Hospital Saves By Using RFID To Bring Asset Management In-House

By Mark Roberti

A 500-bed hospital in southeast Georgia expends $400,000 less per year by using RFID to track its own assets, instead of paying a contractor to do it.

A 500-bed hospital in southeast, Ga., was looking for a better way to track the location and utilization of mobile hospital equipment, so it fired the contractor it had been using and brought the job in-house. Now, with a radio frequency identification-based real-time location system (RTLS), it is managing assets more effectively and at a lower cost.

"When I first came here in November 2004, we really didn't have a good idea of what was going on with our assets," says Al Hardy, the agent for capital purchasing and asset management at the hospital, which requested its name not be revealed. "We were unable to track their location, the cost of maintenance and utilization rates. The cost of equipment resulted in the hospital taking on debt, and we just needed to get to a better place."


Al Hardy

Hardy had known about RFID from his days in the military. He was the equivalent of a clinical engineer for a U.S. Army hospital, and while visiting a warehouse for the hospital, he noticed an RFID system that had yet to be installed. He offered to deploy it for the hospital, but the project never went forward.
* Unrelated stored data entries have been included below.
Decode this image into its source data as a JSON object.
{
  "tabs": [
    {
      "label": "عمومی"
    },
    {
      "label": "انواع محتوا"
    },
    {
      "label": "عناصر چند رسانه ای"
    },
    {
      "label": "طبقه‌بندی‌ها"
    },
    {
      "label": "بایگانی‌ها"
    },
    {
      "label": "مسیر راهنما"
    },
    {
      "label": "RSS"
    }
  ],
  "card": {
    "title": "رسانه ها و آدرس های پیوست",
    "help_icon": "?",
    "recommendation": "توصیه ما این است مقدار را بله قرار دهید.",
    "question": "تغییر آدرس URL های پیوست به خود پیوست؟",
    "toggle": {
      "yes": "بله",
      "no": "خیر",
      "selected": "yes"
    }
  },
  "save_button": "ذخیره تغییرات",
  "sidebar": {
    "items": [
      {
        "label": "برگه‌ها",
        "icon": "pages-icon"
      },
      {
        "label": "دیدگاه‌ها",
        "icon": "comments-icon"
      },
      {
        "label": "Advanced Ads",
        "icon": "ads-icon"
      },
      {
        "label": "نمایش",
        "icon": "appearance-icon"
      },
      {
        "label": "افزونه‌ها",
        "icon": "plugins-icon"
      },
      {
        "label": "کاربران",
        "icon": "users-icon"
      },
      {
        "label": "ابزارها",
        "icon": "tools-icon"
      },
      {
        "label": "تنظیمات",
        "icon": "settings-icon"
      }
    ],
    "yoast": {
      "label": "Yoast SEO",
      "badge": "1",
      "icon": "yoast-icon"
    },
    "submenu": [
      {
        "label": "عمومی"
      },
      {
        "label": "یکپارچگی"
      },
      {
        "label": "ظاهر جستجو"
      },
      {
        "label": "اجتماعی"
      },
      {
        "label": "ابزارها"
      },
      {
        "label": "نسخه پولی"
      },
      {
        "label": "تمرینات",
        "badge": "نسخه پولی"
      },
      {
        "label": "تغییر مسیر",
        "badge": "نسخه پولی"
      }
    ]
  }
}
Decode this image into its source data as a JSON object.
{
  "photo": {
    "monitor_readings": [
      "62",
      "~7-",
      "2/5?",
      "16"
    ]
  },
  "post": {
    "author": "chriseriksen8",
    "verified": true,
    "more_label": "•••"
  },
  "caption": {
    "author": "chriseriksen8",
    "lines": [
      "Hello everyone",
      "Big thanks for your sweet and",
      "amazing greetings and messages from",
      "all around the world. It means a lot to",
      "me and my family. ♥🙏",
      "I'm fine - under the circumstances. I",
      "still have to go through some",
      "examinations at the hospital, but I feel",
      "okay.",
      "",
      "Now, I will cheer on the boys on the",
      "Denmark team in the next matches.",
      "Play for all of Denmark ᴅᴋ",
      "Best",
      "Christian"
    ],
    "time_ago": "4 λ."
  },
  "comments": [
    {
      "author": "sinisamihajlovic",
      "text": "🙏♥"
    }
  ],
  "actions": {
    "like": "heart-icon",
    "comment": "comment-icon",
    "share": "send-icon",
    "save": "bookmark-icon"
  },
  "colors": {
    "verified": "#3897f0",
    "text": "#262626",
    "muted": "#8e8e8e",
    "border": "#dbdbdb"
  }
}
Still, he remained interested in RFID, and when he joined the Georgia hospital, he began exploring the possibility of installing new enterprise asset management software along with an RFID system. The big question was how to pay for it. With the Georgia hospital already struggling with debt, there was no money for an additional capital expenditure.
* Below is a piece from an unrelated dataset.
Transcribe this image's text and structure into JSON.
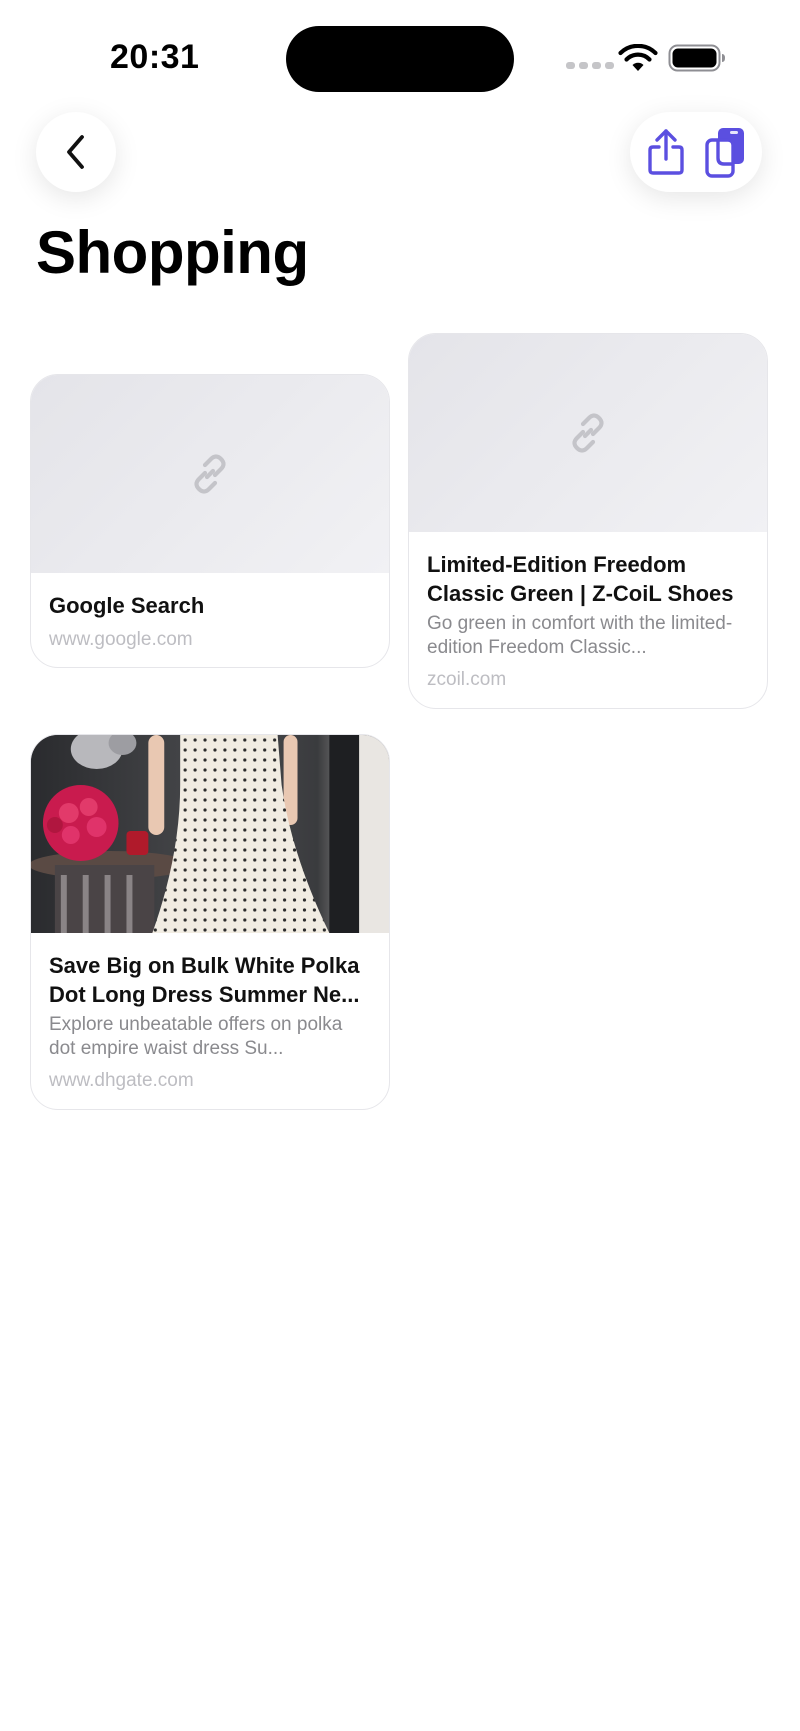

Hardy and other members of the asset-management team began looking at whether it would be cheaper to take the job in-house using an RFID system, than continuing to use an outside contractor. When they priced the RFID system, they discovered it would indeed be cheaper, even when they accounted for the additional people they would need to hire to replace the contracted workers.

The next step was researching which system to use. The team read articles and then sat down with some of the main vendors of RTLSs for hospitals. During calls to other hospitals given as references, team members heard that each system did the job, but each had its own problems or idiosyncrasies. "It came down to two main issues," Hardy says. "Which companies best understood what we wanted to do, and which were within our price points."
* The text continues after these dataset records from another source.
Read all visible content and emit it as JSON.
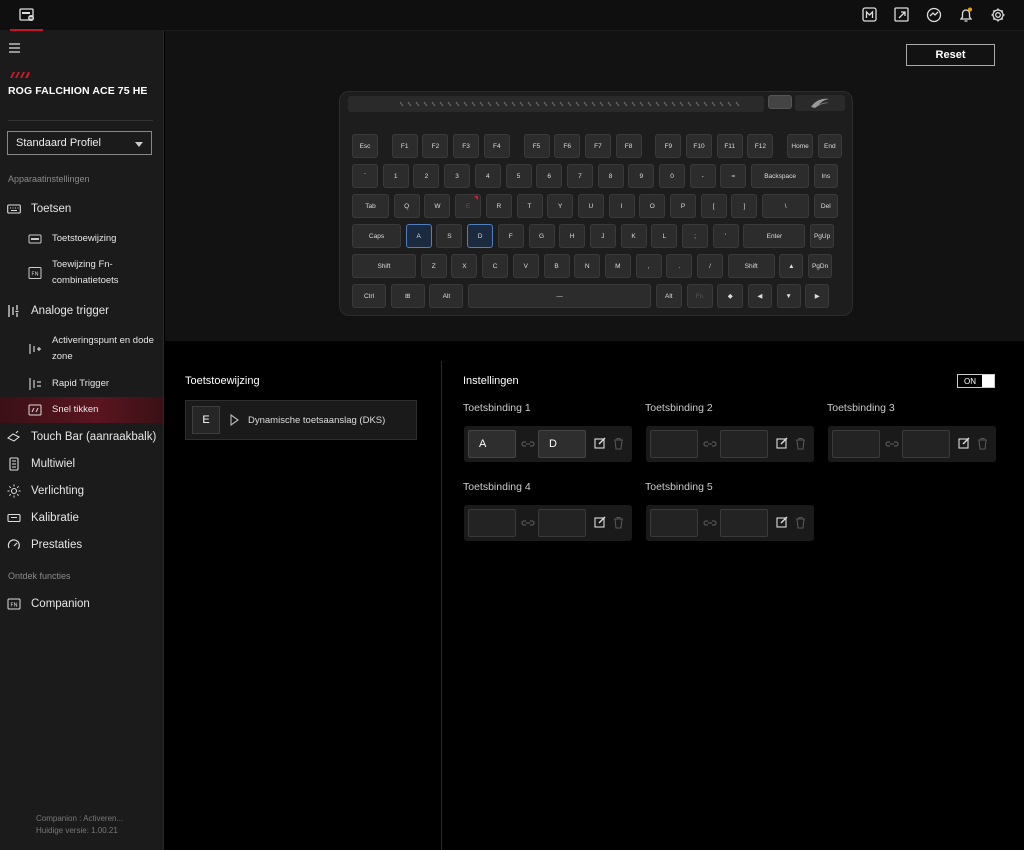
{
  "device": {
    "name": "ROG FALCHION ACE 75 HE"
  },
  "profile": {
    "selected": "Standaard Profiel"
  },
  "sidebar": {
    "section_device": "Apparaatinstellingen",
    "section_discover": "Ontdek functies",
    "items": [
      {
        "label": "Toetsen"
      },
      {
        "label": "Toetstoewijzing"
      },
      {
        "label": "Toewijzing Fn-",
        "label2": "combinatietoets"
      },
      {
        "label": "Analoge trigger"
      },
      {
        "label": "Activeringspunt en dode",
        "label2": "zone"
      },
      {
        "label": "Rapid Trigger"
      },
      {
        "label": "Snel tikken"
      },
      {
        "label": "Touch Bar (aanraakbalk)"
      },
      {
        "label": "Multiwiel"
      },
      {
        "label": "Verlichting"
      },
      {
        "label": "Kalibratie"
      },
      {
        "label": "Prestaties"
      },
      {
        "label": "Companion"
      }
    ],
    "footer_line1": "Companion : Activeren...",
    "footer_line2": "Huidige versie: 1.00.21"
  },
  "toolbar": {
    "reset_label": "Reset"
  },
  "keyboard": {
    "rows": [
      [
        "Esc",
        "F1",
        "F2",
        "F3",
        "F4",
        "F5",
        "F6",
        "F7",
        "F8",
        "F9",
        "F10",
        "F11",
        "F12",
        "Home",
        "End"
      ],
      [
        "`",
        "1",
        "2",
        "3",
        "4",
        "5",
        "6",
        "7",
        "8",
        "9",
        "0",
        "-",
        "=",
        "Backspace",
        "Ins"
      ],
      [
        "Tab",
        "Q",
        "W",
        "E",
        "R",
        "T",
        "Y",
        "U",
        "I",
        "O",
        "P",
        "[",
        "]",
        "\\",
        "Del"
      ],
      [
        "Caps",
        "A",
        "S",
        "D",
        "F",
        "G",
        "H",
        "J",
        "K",
        "L",
        ";",
        "'",
        "Enter",
        "PgUp"
      ],
      [
        "Shift",
        "Z",
        "X",
        "C",
        "V",
        "B",
        "N",
        "M",
        ",",
        ".",
        "/",
        "Shift",
        "▲",
        "PgDn"
      ],
      [
        "Ctrl",
        "⊞",
        "Alt",
        "—",
        "Alt",
        "Fn",
        "◆",
        "◀",
        "▼",
        "▶"
      ]
    ]
  },
  "assignment": {
    "title": "Toetstoewijzing",
    "key": "E",
    "label": "Dynamische toetsaanslag (DKS)"
  },
  "settings": {
    "title": "Instellingen",
    "toggle_label": "ON",
    "bindings": [
      {
        "label": "Toetsbinding 1",
        "key1": "A",
        "key2": "D"
      },
      {
        "label": "Toetsbinding 2",
        "key1": "",
        "key2": ""
      },
      {
        "label": "Toetsbinding 3",
        "key1": "",
        "key2": ""
      },
      {
        "label": "Toetsbinding 4",
        "key1": "",
        "key2": ""
      },
      {
        "label": "Toetsbinding 5",
        "key1": "",
        "key2": ""
      }
    ]
  },
  "colors": {
    "accent": "#c0152a",
    "selected_key": "#4f7fbf"
  }
}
In the end, the choice was between a system that featured 900 MHz active RFID tags and one that featured ZigBee-based 2.4 GHz active tags. The team elected to adopt the 900 MHz system through a managed-services contract (Hardy declines to name the vendor) because it met the hospital's requirements and offered the return on investment the hospital was looking for.

The system was installed in March of this year, but there was a delay before the vendor could deliver the 1,900 transponders needed for infusion delivery systems, compression devices and respiratory equipment.

The system went live in May. It covers about 75 percent of the hospital's 1 million square feet. In the past, the hospital would have paid a contractor to locate assets and bring them to the hospital unit coordinator who requested those items, who delivers them to the patients' rooms. Today, it uses in-house staff in the materials-management department to locate the devices and bring them to the unit coordinator.

Staff can view a map of the hospital or an individual unit on the hospital intranet. The system allows them to type in an asset number to locate an asset in the areas of the hospital covered by the RTLS. They can also look at what equipment is in a certain unit, or filter by types of assets. Hardy estimates that the hospital is saving about $400,000 a year by managing assets internally, rather than paying the contractor.

The system has not been without some issues. When first installed, it was sometimes unclear which floor an asset was on. The vendor made adjustments to the system to rectify that problem. Another issue has been locating assets in an area that was formerly used for taking X-rays and consequently has lead-lined walls that interfere with the RFID equipment's RF transmissions.

The hospital is considering expanding the system to cover other areas of the hospital, such as a research lab, not currently covered by the RTLS system, and tagging additional types of assets. The team has come up with several criteria for which types of equipment to tag, such as cost, which departments use the equipment and whether better management can increase patient throughput. Hardy is in the process of validating the criteria before the decision is made to tag additional assets. The hospital is also considering training nurses to use the system, so they can also locate assets for themselves, but the big benefit has been getting a handle on the location, utilization and maintenance costs of all its mobile equipment.

"We use capital contracts to pay for the equipment," says Hardy. "Now, before we replace equipment or purchase additional equipment, we can use the RTLS to determine the utilization rate, how much time the equipment spent being repaired, whether one department is underutilizing that equipment and other things to determine whether we really need to spend that money."